Tapu sicilinde tarımsal niteliğiyle kayıtlı taşınmazın imar planı kapsamında olduğunun taraflarca beyan edilmesi durumunda öncelikle ilgili belediye/valiliklerden talep konusu parselin;

- Planı olup olmadığı,
- Planı varsa kullanım amacı,

Soru konusu edilerek alınacak cevabi yazıda, taşınmazın imar planının (nazım, mevzii, uygulama imar planı vb.) bulunduğu ve planda tarımsal alan olarak özgülenmediğinin belirtilmesi halinde ilgi (a) Genelge gereğince işlem yapılacaktır.

Taşınmazın imar planı kapsamı dışında kaldığı veya imar planında tarımsal niteliği korunacak alanda yer aldığının tespiti halinde, tarla/bağ/bahçe/zeytinlik/çayır/üzerinde ev olan tarla vb. tarımsal nitelik taşıyan tüm taşınmazların müstakilen veya hisseli olarak paydaşlara veya üçüncü kişiye devredilebilmesi için; uygulamanın aşağıda öngörüldüğü biçimde yönlendirilmesi gerekmektedir.

A-TARIM ARAZİLERİNDE MÜLKİYETİ AKTARICI İŞLEM YAPILMASI

a) Tapu müdürlüklerince doğrudan yapılabilecek işlemler

1) Devre konu taşınmazın malikinin aynı ilçe sınırları içinde (ilçenin tüm mahalle ve köylerini kapsayacak biçimde) müstakil veya hisseli başka bir tarımsal arazisinin olmadığının TAKBİS üzerinden tespit edilmesi durumunda, taşınmazın veya mevcut payın hisselendirilmeksizin aynen devrine yönelik istemin il/ilçe gıda, tarım ve hayvancılık müdürlüklerine soru konusu edilmeksizin karşılanması mümkündür.

2) Malikin tarımsal faaliyetinin terki anlamına gelen aynı ilçe sınırları içindeki (ilçenin tüm mahalle ve köylerini kapsayacak biçimde) tüm tarımsal parsellerinin aynı anda paydaş olan/olmayan bir veya birden fazla gerçek veya tüzel kişilere hisselendirilmeksizin mevcut payın aynen devrine yönelik talebinin tasfiye niteliği taşıması nedeniyle, il/ilçe gıda, tarım ve hayvancılık müdürlüklerine soru konusu edilmeksizin karşılanması mümkündür.

3) Mirasçıların anlaşmak suretiyle terekedeki tarımsal nitelik taşıyan tüm taşınmazları, 5403 sayılı Kanunun 8/C maddesi gereği, tek mirasçıya, iştirak halinde mülkiyet ilkelerine göre aile malları veya kazanç paylı aile malları ortaklığına, mirasçıların kuracağı limited şirkete veya üçüncü kişiye devir taleplerinin il/ilçe gıda, tarım ve hayvancılık müdürlüklerine soru konusu edilmeksizin karşılanması mümkündür.

4) 3194 sayılı İmar Kanununun 27/3 maddesi gereğince, köy yerleşik alan sınırları içerisinde, 5403 sayılı Toprak Koruma ve Arazi Kullanımı Kanunu hükümleri uygulanmaz.
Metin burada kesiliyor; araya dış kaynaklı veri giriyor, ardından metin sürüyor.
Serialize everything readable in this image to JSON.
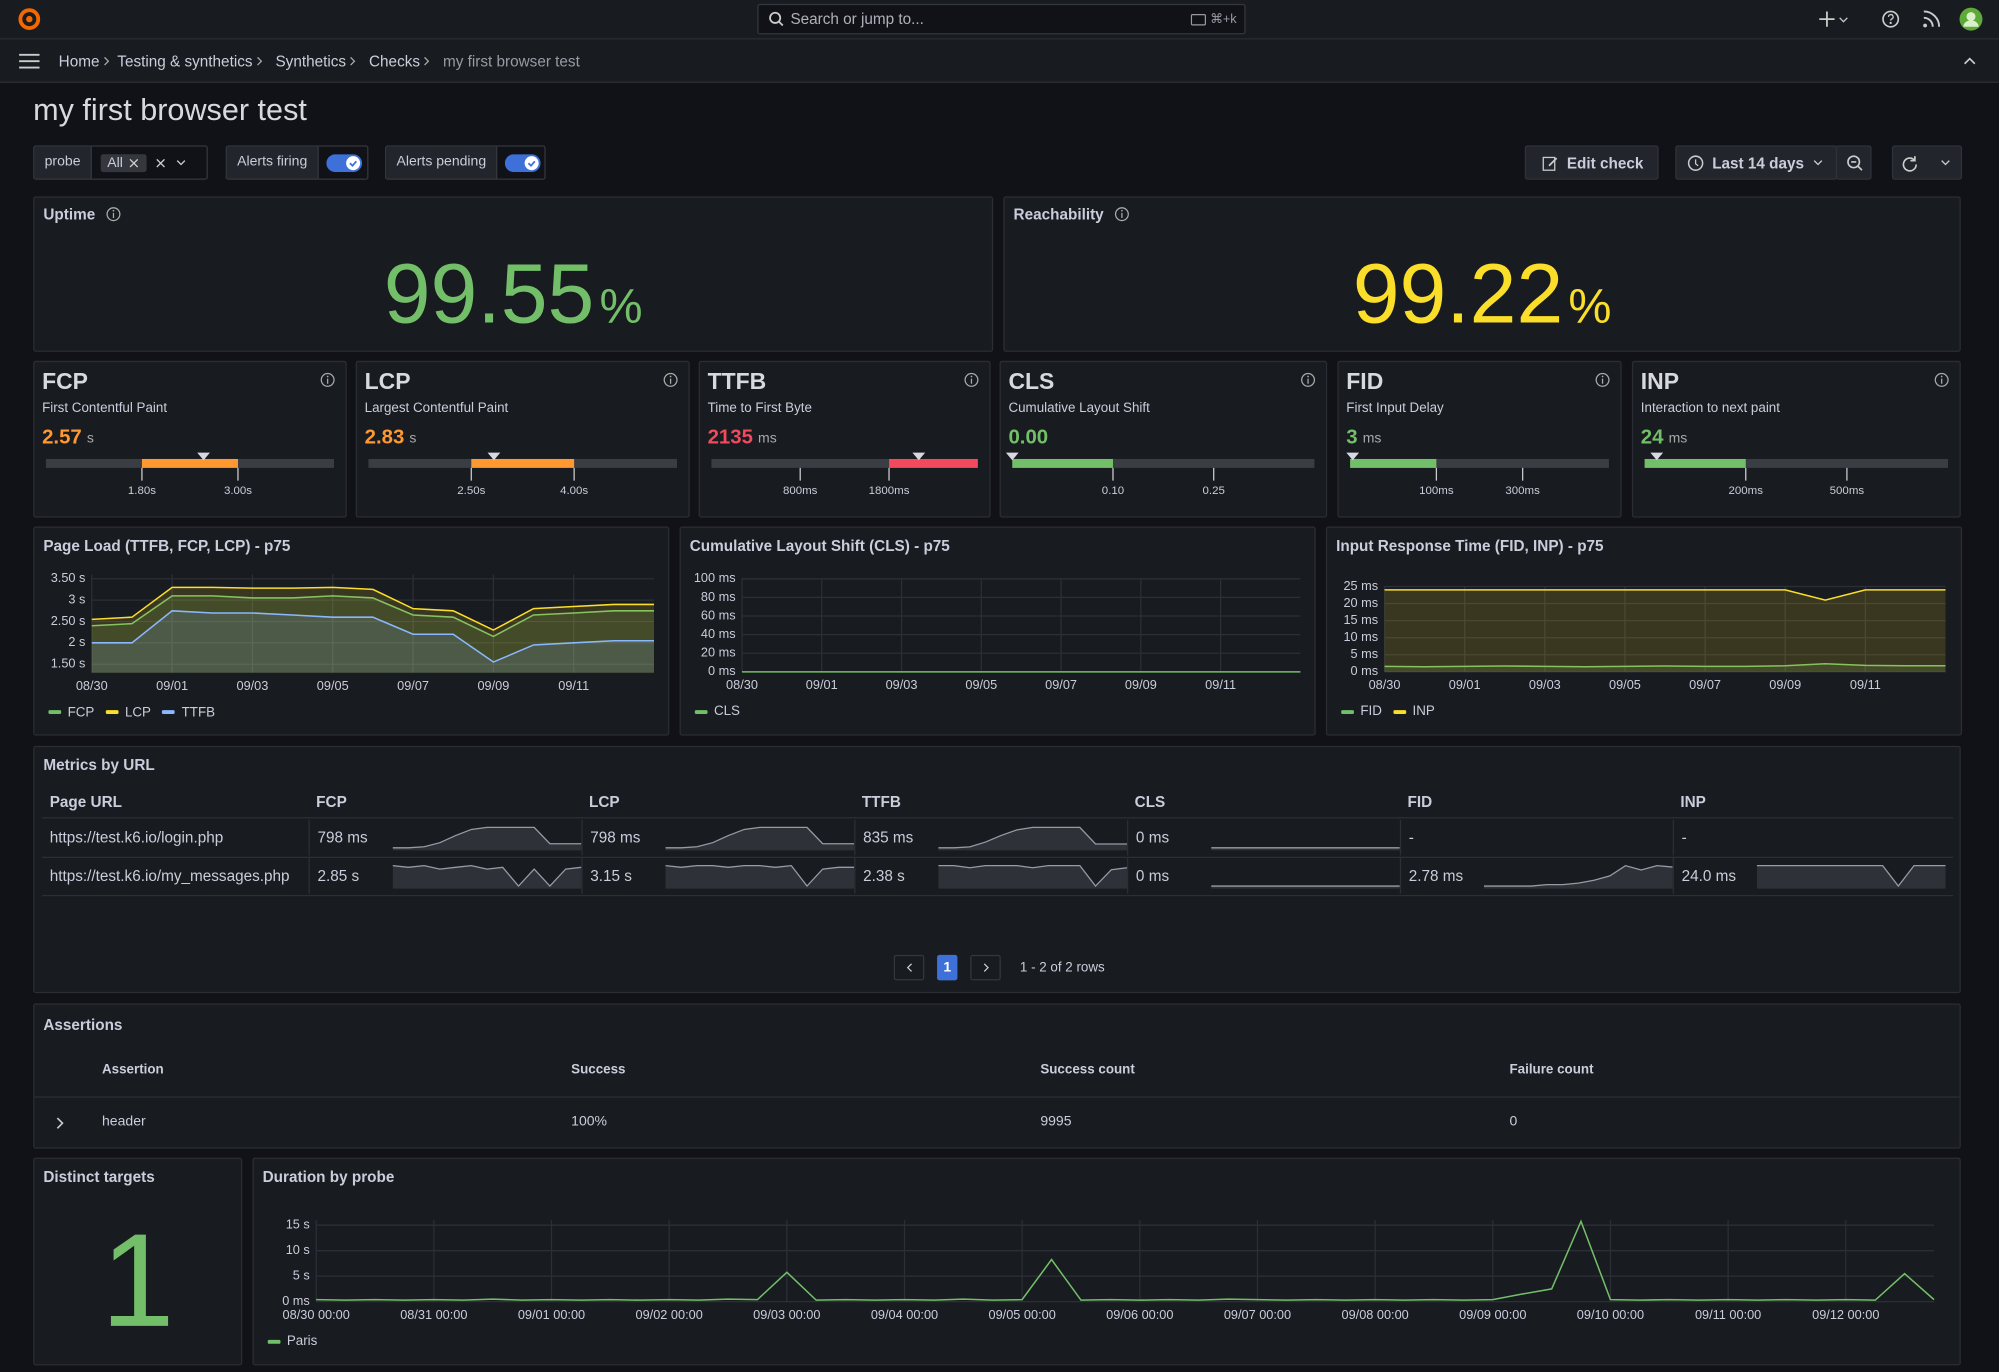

Bu nedenle köy yerleşik alan sınırları içerisinde olduğu tespit edilen tarımsal nitelikli taşınmazlara ilişkin işlemlerin doğrudan karşılanması gerekir. Köy yerleşik alan sınırları konusunda tereddüt oluşması halinde durumun kadastro veya il özel idaresi müdürlüğüne soru konusu edilmesi gerekmektedir.

5) Tarım arazisi niteliğindeki Hazine taşınmazları, 5403 sayılı Kanun ile belirlenen büyüklüklerin altında olsa bile hisselendirilerek, pay ve paydaş sayısı artırılmak suretiyle devri mümkündür.

b) Diğer hususların İrdelenmesi

 Tapu müdürlüklerince doğrudan karşılanabilecek istemler dışında her türlü talebin il/ilçe gıda, tarım ve hayvancılık müdürlüklerine iletilerek alınacak cevabi yazı gereğince işlemlerin yönlendirilmesi gerekmektedir.

B- TARIM ARAZİLERİNDE İNTİKAL/TAKSİM/PAY TEMLİKİ

a) 6537 sayılı Kanunun yayımı (15.05.2014) tarihinden önceki ölümlerde

1) 5403 sayılı Kanunda değişiklik yapan 6537 sayılı Kanunun yürürlük tarihi olan 15.05.2014 tarihinden önceki tarihli ölümlerde intikal taleplerinin elbirliği halinde mülkiyet veya paylı mülkiyet olarak yapılması mümkün olup, intikal işleminden sonra mirasçılar arasında yapılacak olan miras payı temliki, miras taksimi vb. taleplerin kabul edilmesi; mirasçıların üçüncü kişilere olan devir taleplerinin ise 6537 sayılı Kanun uyarınca il/ilçe gıda, tarım ve hayvancılık müdürlüğüne soru konusu edilmesi gerekmektedir.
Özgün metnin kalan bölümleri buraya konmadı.